MG: It's very important if you work with first-time actors and kids to follow them the whole way, until they grow up, because you are somewhat responsible for them.
The film didn't change me. Instead, it felt like I had come closer to something I longed for. It was almost like a release to reach the point of telling this story.
Safira Mossberg in Paradise Is Burning |
Alex and I are a couple in real life, and we're also a creative couple, so we see each other all day long. We always work together, and I love that way of living. It's difficult because we push each other very hard, but it's also sometimes fun.
AO: One thing that changed for me is that, after the film's success, you get a sense of how small the world really can be. You're standing in the elevator at the Excelsior Hotel, at the awards ceremony and someone says nice shoes. I turned around, and I said, "Thank you so much Maggie Gyllenhaal."

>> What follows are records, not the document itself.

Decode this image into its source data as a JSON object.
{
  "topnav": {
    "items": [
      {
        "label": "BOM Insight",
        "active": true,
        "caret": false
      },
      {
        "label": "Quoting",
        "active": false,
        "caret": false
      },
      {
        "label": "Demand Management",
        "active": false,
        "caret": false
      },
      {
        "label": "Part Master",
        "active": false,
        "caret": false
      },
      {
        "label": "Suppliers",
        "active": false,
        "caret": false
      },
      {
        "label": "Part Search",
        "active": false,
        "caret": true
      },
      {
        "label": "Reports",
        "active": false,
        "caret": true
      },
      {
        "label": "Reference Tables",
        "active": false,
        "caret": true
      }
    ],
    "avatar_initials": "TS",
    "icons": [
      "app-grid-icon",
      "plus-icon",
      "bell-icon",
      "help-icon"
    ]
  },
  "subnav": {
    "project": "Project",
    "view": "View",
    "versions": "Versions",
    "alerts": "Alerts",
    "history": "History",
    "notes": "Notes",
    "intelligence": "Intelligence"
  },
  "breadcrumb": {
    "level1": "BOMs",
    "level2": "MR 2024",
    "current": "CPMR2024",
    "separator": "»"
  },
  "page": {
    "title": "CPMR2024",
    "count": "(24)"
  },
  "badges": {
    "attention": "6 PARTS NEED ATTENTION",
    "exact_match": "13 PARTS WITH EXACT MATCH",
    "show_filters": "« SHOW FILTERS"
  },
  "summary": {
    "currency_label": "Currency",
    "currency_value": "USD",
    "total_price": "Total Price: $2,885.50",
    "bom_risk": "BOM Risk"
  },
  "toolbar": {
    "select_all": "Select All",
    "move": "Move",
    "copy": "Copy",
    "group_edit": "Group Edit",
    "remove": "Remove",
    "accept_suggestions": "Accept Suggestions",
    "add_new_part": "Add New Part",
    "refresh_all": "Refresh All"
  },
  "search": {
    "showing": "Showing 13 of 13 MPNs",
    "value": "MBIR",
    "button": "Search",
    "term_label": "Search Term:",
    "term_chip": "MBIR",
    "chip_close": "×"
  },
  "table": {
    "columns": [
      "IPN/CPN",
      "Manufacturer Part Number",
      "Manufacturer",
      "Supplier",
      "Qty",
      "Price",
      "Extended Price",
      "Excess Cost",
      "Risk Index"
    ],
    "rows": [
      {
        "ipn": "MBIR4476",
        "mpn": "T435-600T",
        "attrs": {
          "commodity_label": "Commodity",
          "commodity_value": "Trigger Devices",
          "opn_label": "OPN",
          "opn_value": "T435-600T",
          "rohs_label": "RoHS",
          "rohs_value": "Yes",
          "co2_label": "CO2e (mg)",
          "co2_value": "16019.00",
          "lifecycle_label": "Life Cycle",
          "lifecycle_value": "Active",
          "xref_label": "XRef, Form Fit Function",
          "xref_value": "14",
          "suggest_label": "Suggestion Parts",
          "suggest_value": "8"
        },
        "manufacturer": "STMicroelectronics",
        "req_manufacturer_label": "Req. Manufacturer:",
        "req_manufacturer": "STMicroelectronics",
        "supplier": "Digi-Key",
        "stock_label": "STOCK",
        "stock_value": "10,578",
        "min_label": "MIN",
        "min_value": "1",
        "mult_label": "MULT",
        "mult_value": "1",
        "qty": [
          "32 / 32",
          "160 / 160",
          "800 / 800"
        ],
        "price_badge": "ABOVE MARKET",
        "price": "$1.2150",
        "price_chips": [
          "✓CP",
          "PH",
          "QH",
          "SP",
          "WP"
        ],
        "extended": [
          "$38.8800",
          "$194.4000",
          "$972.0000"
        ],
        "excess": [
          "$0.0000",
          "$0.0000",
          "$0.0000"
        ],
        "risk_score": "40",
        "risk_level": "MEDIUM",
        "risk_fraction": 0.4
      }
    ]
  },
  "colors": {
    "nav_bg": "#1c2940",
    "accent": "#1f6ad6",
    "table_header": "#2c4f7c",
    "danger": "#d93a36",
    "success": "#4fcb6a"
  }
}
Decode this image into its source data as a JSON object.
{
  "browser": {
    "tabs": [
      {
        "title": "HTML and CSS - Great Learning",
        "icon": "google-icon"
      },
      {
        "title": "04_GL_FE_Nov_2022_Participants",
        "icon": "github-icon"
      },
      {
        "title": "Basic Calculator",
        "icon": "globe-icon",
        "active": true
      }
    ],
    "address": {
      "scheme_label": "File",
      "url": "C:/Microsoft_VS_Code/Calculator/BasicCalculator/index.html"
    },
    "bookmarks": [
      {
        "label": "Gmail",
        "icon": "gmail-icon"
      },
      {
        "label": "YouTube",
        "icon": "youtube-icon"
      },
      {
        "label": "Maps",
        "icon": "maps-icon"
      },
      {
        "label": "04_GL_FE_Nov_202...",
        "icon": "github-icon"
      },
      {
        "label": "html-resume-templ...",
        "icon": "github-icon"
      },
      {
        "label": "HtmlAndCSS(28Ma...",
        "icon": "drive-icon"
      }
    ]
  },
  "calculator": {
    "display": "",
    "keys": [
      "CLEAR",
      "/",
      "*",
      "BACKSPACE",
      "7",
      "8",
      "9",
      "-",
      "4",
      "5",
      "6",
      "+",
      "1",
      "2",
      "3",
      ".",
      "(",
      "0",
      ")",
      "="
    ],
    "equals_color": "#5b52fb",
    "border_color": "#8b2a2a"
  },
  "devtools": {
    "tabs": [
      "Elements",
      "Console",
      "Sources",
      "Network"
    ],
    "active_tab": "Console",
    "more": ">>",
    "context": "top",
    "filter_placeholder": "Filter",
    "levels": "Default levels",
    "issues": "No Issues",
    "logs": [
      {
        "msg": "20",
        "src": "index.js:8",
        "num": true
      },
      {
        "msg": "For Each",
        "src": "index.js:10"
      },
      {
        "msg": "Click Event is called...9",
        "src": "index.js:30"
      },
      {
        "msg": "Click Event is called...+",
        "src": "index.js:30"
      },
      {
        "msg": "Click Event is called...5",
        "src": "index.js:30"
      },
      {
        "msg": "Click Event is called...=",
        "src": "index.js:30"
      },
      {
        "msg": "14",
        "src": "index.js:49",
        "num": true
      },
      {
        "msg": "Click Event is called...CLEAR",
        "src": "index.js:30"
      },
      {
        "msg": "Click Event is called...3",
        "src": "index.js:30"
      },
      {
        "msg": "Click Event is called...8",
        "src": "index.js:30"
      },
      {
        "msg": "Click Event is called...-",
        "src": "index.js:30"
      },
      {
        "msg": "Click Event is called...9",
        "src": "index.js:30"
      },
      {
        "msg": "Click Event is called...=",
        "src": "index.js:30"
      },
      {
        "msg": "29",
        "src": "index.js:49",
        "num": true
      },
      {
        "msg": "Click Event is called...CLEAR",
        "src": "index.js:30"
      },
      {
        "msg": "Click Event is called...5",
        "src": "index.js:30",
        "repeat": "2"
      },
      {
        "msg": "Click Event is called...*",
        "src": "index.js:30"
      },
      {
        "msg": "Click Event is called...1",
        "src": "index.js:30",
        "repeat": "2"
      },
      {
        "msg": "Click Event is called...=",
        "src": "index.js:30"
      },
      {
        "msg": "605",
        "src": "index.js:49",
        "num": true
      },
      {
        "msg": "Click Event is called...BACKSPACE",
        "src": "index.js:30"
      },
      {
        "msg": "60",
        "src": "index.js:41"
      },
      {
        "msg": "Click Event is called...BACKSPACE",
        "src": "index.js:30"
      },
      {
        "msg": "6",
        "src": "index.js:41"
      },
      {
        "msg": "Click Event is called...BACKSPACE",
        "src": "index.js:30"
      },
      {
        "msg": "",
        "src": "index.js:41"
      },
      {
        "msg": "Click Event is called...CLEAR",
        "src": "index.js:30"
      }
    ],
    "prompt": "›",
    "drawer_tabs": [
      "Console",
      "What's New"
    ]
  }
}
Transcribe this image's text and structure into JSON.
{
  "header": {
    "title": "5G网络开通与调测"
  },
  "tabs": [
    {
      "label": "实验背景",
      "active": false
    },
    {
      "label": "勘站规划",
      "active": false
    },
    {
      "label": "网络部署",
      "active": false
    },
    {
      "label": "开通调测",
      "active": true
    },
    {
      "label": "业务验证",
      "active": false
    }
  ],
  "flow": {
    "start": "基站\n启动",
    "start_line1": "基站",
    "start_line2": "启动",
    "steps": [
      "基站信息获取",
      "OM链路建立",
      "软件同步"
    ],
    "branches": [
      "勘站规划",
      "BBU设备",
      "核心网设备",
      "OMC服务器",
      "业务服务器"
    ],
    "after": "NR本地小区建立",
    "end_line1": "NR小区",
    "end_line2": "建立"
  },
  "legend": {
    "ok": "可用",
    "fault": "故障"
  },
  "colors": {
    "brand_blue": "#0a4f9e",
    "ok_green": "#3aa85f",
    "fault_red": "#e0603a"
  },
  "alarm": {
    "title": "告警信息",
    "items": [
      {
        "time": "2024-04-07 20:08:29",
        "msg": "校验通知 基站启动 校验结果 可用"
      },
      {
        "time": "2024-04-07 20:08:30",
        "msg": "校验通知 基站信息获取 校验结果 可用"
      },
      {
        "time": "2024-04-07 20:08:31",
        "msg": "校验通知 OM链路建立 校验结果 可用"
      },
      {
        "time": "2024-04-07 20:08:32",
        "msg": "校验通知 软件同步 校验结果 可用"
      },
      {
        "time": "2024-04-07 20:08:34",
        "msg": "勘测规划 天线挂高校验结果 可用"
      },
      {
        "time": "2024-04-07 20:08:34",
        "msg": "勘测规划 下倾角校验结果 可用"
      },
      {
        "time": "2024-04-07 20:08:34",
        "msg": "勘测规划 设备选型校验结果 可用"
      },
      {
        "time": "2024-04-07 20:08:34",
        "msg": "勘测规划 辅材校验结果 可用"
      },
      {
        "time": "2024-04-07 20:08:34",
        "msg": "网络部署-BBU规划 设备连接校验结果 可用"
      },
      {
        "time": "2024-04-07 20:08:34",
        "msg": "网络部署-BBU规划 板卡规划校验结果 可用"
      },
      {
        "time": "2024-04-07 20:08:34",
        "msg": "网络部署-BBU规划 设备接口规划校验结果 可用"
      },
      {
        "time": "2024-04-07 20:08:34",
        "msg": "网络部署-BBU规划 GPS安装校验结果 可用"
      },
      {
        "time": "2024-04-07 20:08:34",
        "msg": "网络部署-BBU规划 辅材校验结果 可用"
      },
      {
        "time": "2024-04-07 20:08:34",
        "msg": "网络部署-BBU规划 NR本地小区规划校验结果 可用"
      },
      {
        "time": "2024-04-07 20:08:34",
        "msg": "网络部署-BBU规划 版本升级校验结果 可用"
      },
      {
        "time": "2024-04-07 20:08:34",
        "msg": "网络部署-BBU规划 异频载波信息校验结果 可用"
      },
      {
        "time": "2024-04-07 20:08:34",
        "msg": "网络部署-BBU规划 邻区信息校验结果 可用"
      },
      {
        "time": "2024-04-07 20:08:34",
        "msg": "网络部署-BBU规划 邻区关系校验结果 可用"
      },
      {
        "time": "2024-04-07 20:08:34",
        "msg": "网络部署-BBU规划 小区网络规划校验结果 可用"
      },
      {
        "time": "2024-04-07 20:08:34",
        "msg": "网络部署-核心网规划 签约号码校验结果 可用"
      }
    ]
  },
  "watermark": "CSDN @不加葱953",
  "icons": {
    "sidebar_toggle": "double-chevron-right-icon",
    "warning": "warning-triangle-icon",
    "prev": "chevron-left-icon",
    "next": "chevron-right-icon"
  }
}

How small the world can be - one moment we're in Stockholm beating up a couch with two seven-year-olds, and the next moment you're in the elevator with Maggie Gyllenhaal.
MG: As long as I'm curious, I'll continue to make movies. But if I get old, and I'm not curious anymore, I really hope you [Alex] tell me to stop. I still feel curious, and think about whether it's possible to do something new with our next film? Can we push something, even if it's just a scene, a camera angle or something with the performances? Can we push for and create something that's new and will be inspiring for someone? This is something you should be trying to do.
Paradise is Burning was released in UK and Irish cinemas on Friday 30 August. In the US, it opened in New York at the IFC Center on Friday 23 August and will open in LA on Friday 6 September.